The local police chief, who was installed by the Taliban, later said that the quartet died in a shootout with the Taliban while freeing the abducted man and his son. According to him, the kidnappers wounded one Taliban member and a civilian during the fight. The kidnapped man was said to have been released.
Nouruddin Turabi, one of the founders of the movement and a major supporter of a strict interpretation of Islamic law, told the AP that the group intended to carry out executions and cut hands again. According to him, however, this may not happen in public as in the past.
Conservatives with phones
Since the Taliban took control of the country in mid-August, many Afghans and the world have been anxiously watching whether the Taliban will restore the tough government of the second half of the 1990s, when Afghanistan first ruled Afghanistan. The leaders of the radical group remain rooted in a deeply conservative and harsh worldview, although they are embracing technological changes such as mobile phones, the AP noted.

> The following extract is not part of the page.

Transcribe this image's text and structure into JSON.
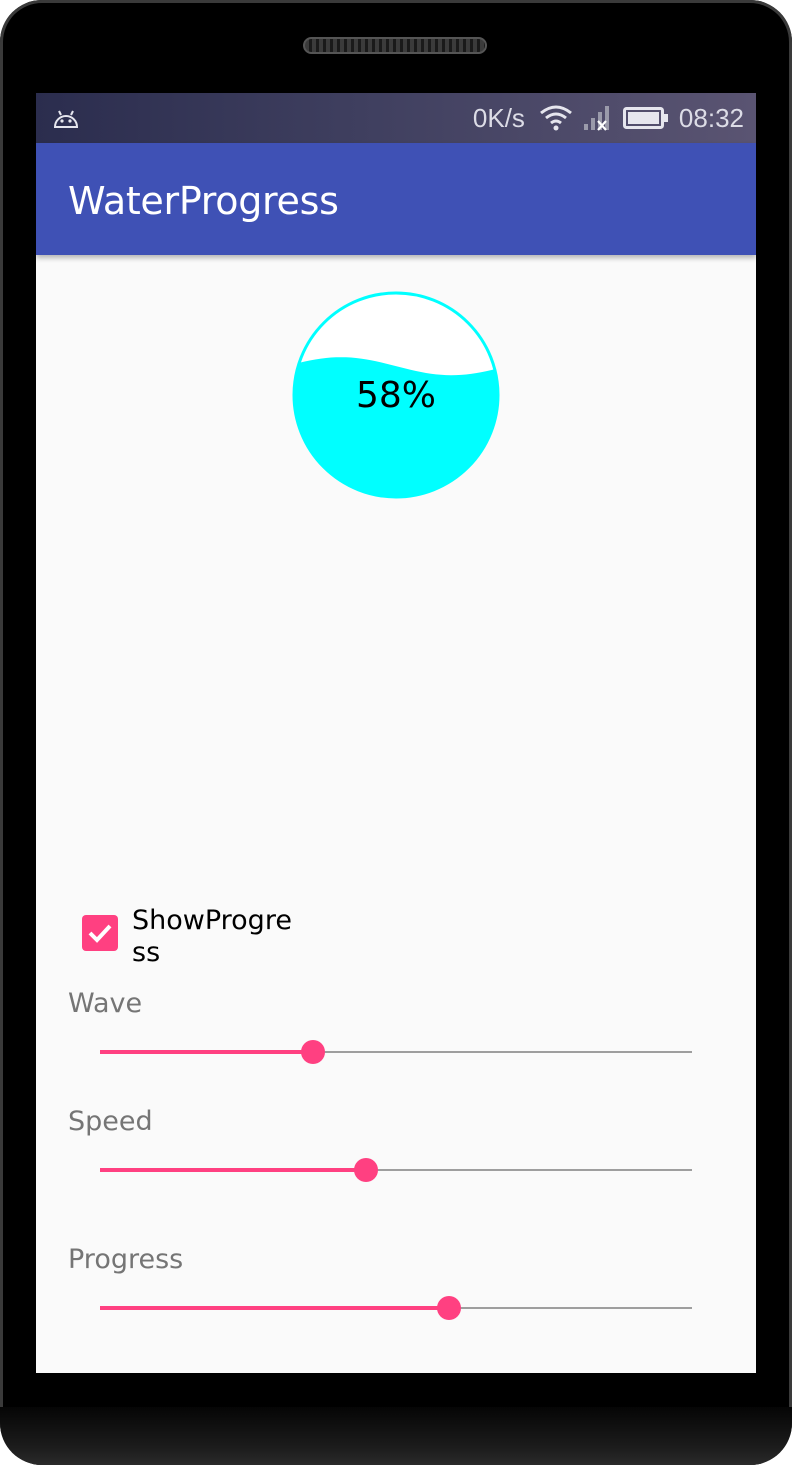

Taliban officials have previously said they will not repeat the fundamentalist policies of their movement’s previous government.
An unnamed Taliban official meanwhile announced that a bomb blast near a road in Nangarhar province hit a Taliban car and injured at least one person. No one has yet claimed responsibility for the explosion. A similar offshoot in Jalalabad last week, in which 12 people died, was reported by a local branch of the Islamic State terrorist organization, the AP said.